Year: 2019 Source: Archives of Suicide Research. (2019). 23(1):15-33. SIEC No: 20190467

The current study investigated the impact of adding the Suicide Status Form (SSF) to a suicide-focused group therapy for veterans recently discharged from an inpatient psychiatry setting. A sample of 141 veterans was enrolled and randomized into a Usual Assessment Group Therapy or SSF-Assessment Group Therapy. Participants completed interviews at baseline, 1, and 3 months. No significant differences were observed between groups regarding group attendance (IRR = 1.01, Std. Err = 0.08, 95% CI = 0.87, 1.18) or client satisfaction (β = 0.23, Std. Err = 0.66, p = 0.73, d = −.25). No main effects were observed across the study on secondary outcomes of interest for suicidal ideation and overall symptom distress, although participants in both treatment conditions reported significant improvements on these outcomes over the course of the study.
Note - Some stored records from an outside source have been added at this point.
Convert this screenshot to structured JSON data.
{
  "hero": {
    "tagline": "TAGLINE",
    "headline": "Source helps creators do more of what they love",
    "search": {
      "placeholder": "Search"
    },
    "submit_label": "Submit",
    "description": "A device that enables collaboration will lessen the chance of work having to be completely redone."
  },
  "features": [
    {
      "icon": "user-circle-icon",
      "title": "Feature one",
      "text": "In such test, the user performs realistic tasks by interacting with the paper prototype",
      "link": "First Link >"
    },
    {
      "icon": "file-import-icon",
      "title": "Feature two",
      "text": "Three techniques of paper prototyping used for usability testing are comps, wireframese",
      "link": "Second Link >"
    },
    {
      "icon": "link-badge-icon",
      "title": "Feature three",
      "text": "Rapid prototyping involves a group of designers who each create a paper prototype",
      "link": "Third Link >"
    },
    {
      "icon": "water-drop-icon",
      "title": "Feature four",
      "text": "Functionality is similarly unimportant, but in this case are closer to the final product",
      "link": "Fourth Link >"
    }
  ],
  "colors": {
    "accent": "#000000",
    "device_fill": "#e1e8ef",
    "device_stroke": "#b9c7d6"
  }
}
Patients in the Usual Assessment Group Therapy demonstrated greater reductions in overall symptom distress across the 3-month follow-up window (β = 6.08, Std. Err = 2.04, p = 0.003; f2 = 0.05). Follow-up path analyses revealed that more frequent session attendance was significantly related to less suicidal ideation at 1-month, higher working alliance between individual members and group facilitators was associated with greater suicidal ideation at 1-month, and higher group cohesion among group members at 1-month was significantly associated with less thwarted belongingness at 1-month. Although the SSF did not improve the impact of an existing suicide-focused group therapy, the study findings support future research on group treatments for suicidal veterans.